FMLA: What managers need to know

The Family and Medical Leave Act (FMLA) is more than 20 years old, but surveys show that it still ranks as one of the most confusing and frustrating employment laws for companies to administer. And in those 20 years, employees have learned how to use the FMLA to their advantage.

It’s important for managers to understand whether an employee’s request for leave could qualify as FMLA leave, and how to respond once an employee is on FMLA leave.

Editorial Director Pat DiDomenico provides a brief overview of the FMLA and covers the top five things that managers need to know about the law.



1. Which employees are eligible and why?

The FMLA allows qualified employees to take up to 12 weeks of unpaid leave from their jobs each year. To be eligible, employees must have worked at your organization for at least 12 months and logged at least 1,250 hours of service during that time.

FMLA Compliance D

If employees are qualified, they can take FMLA leave for any of these three reasons:

  1. To care for their child after birth, adoption or foster care. (This includes both women and men.)
  2. To care for the employee’s spouse, child or parent who has a “serious” health condition.
  3. The employee’s own “serious” health condition makes him or her unable to perform the job.

Two other important points to remember: Only companies with 50 or more employees are required to offer FMLA leave. Also, many states have their own FMLA-like laws that employers need to understand.

2. What counts as a “serious” health condition?

The law allows FMLA leave only for “serious” health conditions to prevent employees from using it for colds and headaches. But there’s no precise list of conditions that qualify as “serious” conditions.

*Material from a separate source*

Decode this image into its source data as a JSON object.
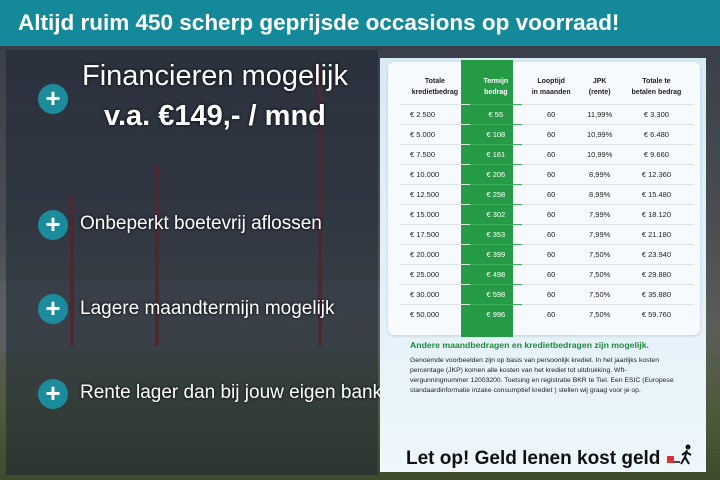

Basically, the law defines a “serious condition” as one that requires in-patient hospital care or a three-day incapacity requiring continuing treatment from a doctor. That can include anything from a stroke to severe arthritis. And it includes incapacity due to chronic conditions like asthma and diabetes.

Courts are constantly debating which ailments qualify as “serious” and which don’t. Employers have the right to demand medical certification from a doctor to make a decision on whether a condition qualifies.

Best bet: Managers should bring the issue to HR’s attention whenever they suspect an ailment might qualify for FMLA protections.

3. How much FMLA leave can employees take?

Eligible employees can take up to 12 weeks of unpaid, job-protected leave during a 12-month period. The law refers to unpaid leave — it doesn’t require paid leave during those 12 weeks.

Eligible leave doesn’t have to come in one-week or even one-day chunks. The law allows some employees to take “intermittent” FMLA leave, which can be for one hour or less.

The FMLA does permit employees to elect (or employers to require the employee) to use accrued paid leave, such as vacation or sick leave, for some or all of the FMLA leave period.

4. What’s an “illegal” manager action?

The law says managers can never block eligible employees from taking FMLA leave. An employee’s FMLA leave may be inconvenient, but it’s illegal to retaliate. Nor can you consider an employee’s FMLA leave as a negative factor when deciding on his pay, benefits or promotions.

After FMLA leave is over, employees must be able to return to the same or an equivalent position with equal pay, benefits and perks. The new position must involve the same or substantially similar duties, responsibilities and authority as the pre-leave position.

Employees on FMLA leave continue to earn health benefits.

5. Must employees notify you?

If employees can foresee their need for FMLA leave—say in a pregnancy—they must give you at least 30 days’ advance notice.

When FMLA leave is not foreseeable, they need to inform you as soon possible, which usually means one or two business days.

One final important point: Employees don’t specifically need to cite the law or say they need “FMLA leave.” It’s the employer’s responsibility to identify leave requests that could qualify as job-protected FMLA leave. If you suspect a leave request could qualify, it’s important to notify HR right away.